2. Ide-ide woke-nya menyegarkan

Superman versi James Gunn dapat label woke (sadar sosial dan umumnya condong ke politik sayap kiri). Ada beberapa elemen yang diklaim menunjukkan kecenderungan ini. Mulai dari keputusan Gunn menitikberatkan identitas Clark Kent sebagai alien yang bisa dianalogikan sebagai representasi imigran sampai posisinya yang tegas memihak kemanusiaan dan antiperang.
Masih ditambah fakta bahwa Superman versi baru ini menguarkan kualitas-kualitas maskulinitas positif. Ia dipotret lengkap dengan berbagai sisi rentan: bisa terluka, punya kelemahan yang terekspos, dan lebih melankolis. Nilai-nilai woke, seiring dengan popularitasnya yang naik beberapa tahun belakangan sering dipotret agak berlebihan dan terlalu kentara, sehingga tak jarang justru dicibir. Berkaca dari itu, Superman (2025) menyertakan nilai dan ide woke dalam porsi yang proporsional. Caranya juga cukup kreatif dan menyegarkan, tak kelewat cringe, cukup mulus dan mudah diterima. Kebanyakan dikemas dalam bentuk satire yang nampol, tapi tetap bikin tergelak.
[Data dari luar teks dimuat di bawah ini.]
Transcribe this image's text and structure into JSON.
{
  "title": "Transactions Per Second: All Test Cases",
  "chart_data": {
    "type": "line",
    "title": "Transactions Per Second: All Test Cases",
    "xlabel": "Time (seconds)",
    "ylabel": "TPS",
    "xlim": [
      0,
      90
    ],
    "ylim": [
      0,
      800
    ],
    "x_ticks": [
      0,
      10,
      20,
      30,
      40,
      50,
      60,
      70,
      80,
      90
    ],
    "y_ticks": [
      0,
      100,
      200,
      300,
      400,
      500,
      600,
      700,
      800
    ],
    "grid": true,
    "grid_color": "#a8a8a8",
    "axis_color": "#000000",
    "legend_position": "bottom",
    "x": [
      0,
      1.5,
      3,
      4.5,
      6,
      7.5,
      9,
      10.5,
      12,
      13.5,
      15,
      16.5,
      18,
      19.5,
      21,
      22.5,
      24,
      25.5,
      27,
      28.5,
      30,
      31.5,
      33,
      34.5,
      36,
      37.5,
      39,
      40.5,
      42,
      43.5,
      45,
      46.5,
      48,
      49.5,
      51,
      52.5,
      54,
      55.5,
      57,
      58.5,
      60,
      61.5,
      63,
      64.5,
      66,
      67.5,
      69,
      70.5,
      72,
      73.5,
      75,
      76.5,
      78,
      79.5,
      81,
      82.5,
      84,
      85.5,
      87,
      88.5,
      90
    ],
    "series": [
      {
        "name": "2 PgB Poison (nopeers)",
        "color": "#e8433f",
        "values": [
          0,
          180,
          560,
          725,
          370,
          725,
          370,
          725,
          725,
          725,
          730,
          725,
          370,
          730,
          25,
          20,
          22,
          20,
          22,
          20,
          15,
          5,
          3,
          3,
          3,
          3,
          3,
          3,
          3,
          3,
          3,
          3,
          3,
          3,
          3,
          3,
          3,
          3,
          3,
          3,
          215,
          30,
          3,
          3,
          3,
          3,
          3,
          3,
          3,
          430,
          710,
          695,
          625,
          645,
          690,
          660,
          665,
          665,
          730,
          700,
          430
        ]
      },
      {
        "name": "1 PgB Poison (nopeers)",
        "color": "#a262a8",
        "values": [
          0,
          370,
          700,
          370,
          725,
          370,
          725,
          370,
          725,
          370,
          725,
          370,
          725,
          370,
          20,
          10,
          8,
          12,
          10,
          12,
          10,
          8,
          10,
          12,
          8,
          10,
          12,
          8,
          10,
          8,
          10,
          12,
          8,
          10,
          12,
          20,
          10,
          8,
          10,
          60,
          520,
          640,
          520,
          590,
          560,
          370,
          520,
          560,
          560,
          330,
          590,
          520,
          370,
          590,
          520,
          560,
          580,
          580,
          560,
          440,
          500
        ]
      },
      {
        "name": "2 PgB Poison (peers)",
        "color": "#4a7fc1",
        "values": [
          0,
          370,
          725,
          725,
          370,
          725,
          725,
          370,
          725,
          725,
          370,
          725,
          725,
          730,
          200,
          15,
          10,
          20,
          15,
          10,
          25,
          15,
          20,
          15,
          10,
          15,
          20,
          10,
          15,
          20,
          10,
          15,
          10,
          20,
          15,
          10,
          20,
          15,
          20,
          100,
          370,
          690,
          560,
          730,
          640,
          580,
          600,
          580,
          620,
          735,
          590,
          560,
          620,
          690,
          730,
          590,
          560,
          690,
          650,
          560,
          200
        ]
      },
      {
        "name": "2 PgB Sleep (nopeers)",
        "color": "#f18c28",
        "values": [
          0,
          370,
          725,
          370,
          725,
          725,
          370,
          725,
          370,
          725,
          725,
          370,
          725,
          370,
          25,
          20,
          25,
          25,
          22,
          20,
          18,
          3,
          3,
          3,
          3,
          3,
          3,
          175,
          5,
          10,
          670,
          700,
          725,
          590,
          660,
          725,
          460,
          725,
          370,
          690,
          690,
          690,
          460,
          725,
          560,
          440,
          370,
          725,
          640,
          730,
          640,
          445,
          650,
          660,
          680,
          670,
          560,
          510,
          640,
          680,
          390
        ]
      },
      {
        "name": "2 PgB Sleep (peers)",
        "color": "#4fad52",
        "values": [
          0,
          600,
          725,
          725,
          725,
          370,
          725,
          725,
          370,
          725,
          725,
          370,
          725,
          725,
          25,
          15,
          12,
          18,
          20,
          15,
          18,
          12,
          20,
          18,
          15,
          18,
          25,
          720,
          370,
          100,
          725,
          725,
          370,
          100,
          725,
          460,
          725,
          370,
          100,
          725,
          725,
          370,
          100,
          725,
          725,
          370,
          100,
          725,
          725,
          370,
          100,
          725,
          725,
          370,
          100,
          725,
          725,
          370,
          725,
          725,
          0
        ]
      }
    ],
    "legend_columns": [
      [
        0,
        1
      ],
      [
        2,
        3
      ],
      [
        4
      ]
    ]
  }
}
3. Diramaikan karakter-karakter pendukung yang solid

Superman (2025) rasanya bakal hambar tanpa kontribusi karakter-karakter pendukung yang solid. Lex Luthor (Nicholas Hoult), Mr. Terrific (Edi Gathegi), Green Lantern (Nathan Fillion), dan Jimmy Olsen (Skyler Gisondo) sukses mencuri perhatian penonton. Berkat performa apik mereka, gak sedikit fans yang mendambakan screentime lebih bahkan film spin-off sendiri untuk beberapa karakter. Terutama Mr. Terrific yang memukau penonton dengan gaya dingin dan kegeniusannya.
Sayangnya, beberapa karakter perempuan seperti Lois Lane (Rachel Boschanan), Hawkgirl (Isabela Merced) dan The Engineer (María Gabriela de Faría) agak tenggelam di film ini. Karakter mereka kurang pengembangan, terlalu pasif dan tak banyak dapat momen yang memorable. Ini juga bisa jadi salah satu konsekuensi keputusan James Gunn memperkenalkan terlalu banyak karakter dalam satu film berdurasi 2 jam 9 menit.
Gak sedikit pula yang menganggap Superman versi baru ini bukan karya terbaik DC Studios dan James Gunn. Ada yang bilang ini terlalu kekanak-kanakan dan kurang dalam, ada yang keberatan dengan elemen woke-nya dan masih banyak kritik lain. Namun, satu yang pasti, secara komersial, Superman (2025) sukses besar dan bisa jadi awal yang cerah untuk pahlawan-pahlawan super DC.